Um jogo amistoso de futebol entre Espanha e Egito, realizado no Estádio RCDE, terminou sem gols, mas o resultado foi ofuscado por uma questão muito mais grave. A partida em Cornellà-El Prat foi marcada por cânticos racistas, somando-se a uma crescente lista de incidentes semelhantes no futebol espanhol. Torcedores foram ouvidos gritando «Quem não pula é muçulmano» em direção aos jogadores egípcios, e a seleção visitante foi vaiada ruidosamente antes do pontapé inicial.
Apesar da natureza claramente racista desses cânticos, o protocolo antirracismo não foi acionado. Aparentemente, o árbitro Georgi Kabakov não foi informado dos incidentes, permitindo que a partida continuasse sem interrupções.

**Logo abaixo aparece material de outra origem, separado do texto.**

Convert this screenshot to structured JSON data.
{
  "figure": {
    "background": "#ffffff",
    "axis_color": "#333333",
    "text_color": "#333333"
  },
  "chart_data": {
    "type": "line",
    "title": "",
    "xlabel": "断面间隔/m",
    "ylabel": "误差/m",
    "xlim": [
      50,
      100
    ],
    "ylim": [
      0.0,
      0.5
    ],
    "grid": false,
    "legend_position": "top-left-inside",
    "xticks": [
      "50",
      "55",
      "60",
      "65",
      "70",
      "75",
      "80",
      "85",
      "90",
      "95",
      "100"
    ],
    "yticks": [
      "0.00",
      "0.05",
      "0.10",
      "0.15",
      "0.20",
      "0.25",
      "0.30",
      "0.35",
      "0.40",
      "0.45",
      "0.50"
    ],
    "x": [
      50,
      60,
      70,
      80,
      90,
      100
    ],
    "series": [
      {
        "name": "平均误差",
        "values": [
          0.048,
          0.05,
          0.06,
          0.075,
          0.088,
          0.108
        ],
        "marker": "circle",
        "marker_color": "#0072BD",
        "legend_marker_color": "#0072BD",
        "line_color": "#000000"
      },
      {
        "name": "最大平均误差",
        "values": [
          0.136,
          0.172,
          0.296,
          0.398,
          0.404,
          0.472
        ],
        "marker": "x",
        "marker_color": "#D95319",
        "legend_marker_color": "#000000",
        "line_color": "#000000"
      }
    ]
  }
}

O Retorno do Problema do Racismo no Futebol Espanhol
Este evento deplorável traz novamente à tona o problema persistente do racismo no futebol espanhol, uma questão que assola o esporte há anos. O momento é particularmente crítico, considerando que a Espanha será coanfitriã da Copa do Mundo de 2030, juntamente com Portugal e Marrocos, uma nação com população predominantemente muçulmana.

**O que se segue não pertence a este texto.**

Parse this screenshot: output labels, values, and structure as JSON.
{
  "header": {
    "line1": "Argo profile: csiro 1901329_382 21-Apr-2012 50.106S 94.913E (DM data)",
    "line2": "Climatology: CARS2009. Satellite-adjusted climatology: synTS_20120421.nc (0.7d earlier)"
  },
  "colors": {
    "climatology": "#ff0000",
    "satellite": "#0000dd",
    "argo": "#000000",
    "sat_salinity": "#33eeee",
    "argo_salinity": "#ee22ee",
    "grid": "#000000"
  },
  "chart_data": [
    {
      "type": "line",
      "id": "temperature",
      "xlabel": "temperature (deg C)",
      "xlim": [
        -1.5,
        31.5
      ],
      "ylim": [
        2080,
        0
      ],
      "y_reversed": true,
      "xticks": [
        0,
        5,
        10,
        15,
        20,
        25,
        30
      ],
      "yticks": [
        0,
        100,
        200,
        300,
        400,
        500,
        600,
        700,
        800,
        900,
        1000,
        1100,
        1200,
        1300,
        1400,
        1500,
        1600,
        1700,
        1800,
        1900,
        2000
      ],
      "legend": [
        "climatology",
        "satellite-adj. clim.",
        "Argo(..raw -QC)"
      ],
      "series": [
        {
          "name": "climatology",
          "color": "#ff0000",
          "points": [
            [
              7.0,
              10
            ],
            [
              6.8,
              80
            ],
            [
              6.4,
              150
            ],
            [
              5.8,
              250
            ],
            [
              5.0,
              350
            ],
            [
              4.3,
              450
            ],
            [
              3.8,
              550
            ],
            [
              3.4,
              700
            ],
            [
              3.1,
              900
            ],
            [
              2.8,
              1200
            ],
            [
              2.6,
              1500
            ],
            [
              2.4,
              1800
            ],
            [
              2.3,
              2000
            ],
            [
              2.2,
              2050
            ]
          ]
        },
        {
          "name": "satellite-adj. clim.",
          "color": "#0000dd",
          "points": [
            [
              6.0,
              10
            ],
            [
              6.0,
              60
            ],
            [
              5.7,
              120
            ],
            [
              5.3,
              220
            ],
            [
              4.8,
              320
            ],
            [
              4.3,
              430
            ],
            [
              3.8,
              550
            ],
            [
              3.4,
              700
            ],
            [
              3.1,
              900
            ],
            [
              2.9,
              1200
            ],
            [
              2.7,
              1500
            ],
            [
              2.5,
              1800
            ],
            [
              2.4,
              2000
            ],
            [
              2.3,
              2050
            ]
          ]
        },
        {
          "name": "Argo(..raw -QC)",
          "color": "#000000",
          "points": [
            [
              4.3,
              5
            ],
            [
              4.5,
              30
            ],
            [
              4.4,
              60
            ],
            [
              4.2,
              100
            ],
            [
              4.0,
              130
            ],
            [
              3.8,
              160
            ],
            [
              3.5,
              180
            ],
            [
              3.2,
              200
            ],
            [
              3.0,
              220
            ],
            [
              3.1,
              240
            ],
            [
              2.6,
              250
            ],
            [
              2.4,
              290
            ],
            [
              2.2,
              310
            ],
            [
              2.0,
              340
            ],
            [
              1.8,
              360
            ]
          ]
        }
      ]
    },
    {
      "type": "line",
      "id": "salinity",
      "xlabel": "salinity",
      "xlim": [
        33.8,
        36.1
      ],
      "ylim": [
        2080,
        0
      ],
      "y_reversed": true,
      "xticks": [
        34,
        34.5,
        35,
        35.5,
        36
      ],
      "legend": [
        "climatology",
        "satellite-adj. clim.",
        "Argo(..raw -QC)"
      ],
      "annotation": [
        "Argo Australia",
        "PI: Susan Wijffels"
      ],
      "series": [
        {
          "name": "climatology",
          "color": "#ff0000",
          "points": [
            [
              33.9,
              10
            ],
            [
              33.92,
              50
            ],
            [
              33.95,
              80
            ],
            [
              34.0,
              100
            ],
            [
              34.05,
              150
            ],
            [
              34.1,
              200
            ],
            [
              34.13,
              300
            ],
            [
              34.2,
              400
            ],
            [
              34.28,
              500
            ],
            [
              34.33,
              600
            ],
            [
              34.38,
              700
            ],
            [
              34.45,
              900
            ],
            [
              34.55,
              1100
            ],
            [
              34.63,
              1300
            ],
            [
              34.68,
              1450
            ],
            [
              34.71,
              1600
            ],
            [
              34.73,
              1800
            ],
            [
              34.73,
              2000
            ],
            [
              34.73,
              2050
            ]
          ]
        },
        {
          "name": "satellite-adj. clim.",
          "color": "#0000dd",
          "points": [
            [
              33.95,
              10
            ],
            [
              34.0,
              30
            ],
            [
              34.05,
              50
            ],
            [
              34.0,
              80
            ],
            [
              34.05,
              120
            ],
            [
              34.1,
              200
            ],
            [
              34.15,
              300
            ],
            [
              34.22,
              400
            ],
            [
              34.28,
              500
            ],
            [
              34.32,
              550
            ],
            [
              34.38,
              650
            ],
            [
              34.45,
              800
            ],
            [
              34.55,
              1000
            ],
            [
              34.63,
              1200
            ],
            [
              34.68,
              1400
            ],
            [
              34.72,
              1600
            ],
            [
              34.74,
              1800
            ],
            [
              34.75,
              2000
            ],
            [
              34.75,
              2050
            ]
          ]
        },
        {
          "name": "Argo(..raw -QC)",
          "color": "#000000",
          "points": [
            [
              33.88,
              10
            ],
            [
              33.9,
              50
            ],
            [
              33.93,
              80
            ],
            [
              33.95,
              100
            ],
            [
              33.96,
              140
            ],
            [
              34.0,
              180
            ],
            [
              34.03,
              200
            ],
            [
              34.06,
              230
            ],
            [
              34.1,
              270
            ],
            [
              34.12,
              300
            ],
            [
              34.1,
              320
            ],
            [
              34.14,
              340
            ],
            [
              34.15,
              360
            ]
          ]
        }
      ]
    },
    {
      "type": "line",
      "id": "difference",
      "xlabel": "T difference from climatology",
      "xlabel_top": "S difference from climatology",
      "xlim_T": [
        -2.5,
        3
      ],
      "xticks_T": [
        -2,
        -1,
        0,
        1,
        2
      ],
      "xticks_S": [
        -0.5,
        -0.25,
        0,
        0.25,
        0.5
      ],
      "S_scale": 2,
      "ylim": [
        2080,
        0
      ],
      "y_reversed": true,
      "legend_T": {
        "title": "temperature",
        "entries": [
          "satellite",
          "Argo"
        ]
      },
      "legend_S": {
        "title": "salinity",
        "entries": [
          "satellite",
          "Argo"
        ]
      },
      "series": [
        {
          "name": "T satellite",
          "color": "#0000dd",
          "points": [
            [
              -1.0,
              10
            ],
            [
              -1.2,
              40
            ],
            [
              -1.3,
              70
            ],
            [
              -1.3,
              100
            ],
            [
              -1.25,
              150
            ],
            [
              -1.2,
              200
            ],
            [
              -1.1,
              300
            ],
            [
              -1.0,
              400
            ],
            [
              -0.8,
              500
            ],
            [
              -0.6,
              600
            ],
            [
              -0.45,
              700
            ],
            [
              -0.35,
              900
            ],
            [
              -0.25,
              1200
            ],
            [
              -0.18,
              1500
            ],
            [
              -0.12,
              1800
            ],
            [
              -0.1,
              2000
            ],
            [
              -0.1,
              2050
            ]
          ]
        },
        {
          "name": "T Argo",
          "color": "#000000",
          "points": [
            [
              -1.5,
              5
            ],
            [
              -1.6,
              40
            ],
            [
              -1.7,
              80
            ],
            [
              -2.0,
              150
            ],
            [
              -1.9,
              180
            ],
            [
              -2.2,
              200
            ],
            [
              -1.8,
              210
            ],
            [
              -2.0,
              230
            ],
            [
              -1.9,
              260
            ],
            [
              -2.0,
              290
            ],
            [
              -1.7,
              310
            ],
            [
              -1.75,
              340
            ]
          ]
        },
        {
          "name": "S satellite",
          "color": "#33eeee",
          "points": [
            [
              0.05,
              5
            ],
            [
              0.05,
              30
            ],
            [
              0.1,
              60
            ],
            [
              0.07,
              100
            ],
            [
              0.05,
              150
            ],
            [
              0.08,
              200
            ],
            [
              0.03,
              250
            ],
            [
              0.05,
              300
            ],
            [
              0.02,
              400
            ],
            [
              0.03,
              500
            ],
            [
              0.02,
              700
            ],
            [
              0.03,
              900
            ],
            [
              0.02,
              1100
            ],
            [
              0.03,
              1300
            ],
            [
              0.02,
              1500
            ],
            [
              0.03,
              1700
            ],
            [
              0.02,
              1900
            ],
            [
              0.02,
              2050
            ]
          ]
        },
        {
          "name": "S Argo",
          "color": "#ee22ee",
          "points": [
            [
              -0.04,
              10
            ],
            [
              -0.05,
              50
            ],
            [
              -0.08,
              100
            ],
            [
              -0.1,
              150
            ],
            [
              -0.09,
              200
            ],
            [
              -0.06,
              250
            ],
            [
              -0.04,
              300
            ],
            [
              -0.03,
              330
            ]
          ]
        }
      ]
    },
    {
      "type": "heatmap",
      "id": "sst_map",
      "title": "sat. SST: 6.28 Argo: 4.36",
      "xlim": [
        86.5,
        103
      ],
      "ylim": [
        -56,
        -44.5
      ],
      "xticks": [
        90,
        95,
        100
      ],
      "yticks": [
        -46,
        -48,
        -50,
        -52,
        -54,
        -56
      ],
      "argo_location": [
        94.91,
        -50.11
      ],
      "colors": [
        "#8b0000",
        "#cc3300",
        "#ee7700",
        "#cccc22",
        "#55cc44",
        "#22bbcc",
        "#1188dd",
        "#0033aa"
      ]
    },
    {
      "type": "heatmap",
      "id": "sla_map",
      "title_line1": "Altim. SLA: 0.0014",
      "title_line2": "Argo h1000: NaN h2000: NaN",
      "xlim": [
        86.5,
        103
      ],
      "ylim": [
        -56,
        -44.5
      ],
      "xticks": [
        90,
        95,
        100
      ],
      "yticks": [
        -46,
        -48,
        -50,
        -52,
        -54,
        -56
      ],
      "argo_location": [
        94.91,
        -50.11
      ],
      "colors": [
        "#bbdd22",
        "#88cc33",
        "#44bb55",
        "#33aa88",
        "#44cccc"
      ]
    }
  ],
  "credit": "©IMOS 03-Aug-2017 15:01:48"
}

O incidente destaca a falta de progresso significativo no combate ao racismo, apesar dos apelos anteriores por ação. Em 2024, por exemplo, Vinicius Junior, alvo frequente de abuso racista, defendeu que os direitos de sediar a Copa do Mundo da Espanha fossem retirados se a situação não melhorasse. Este último episódio no Estádio RCDE, ocorrido 18 meses depois, sugere que pouca coisa mudou.
A Federação Espanhola de Futebol tem historicamente adotado uma postura de tolerância zero em casos semelhantes. Portanto, é esperado que sanções severas sejam impostas aos torcedores envolvidos nesses cânticos racistas, em um esforço para lidar com mais um capítulo lamentável na história do futebol espanhol.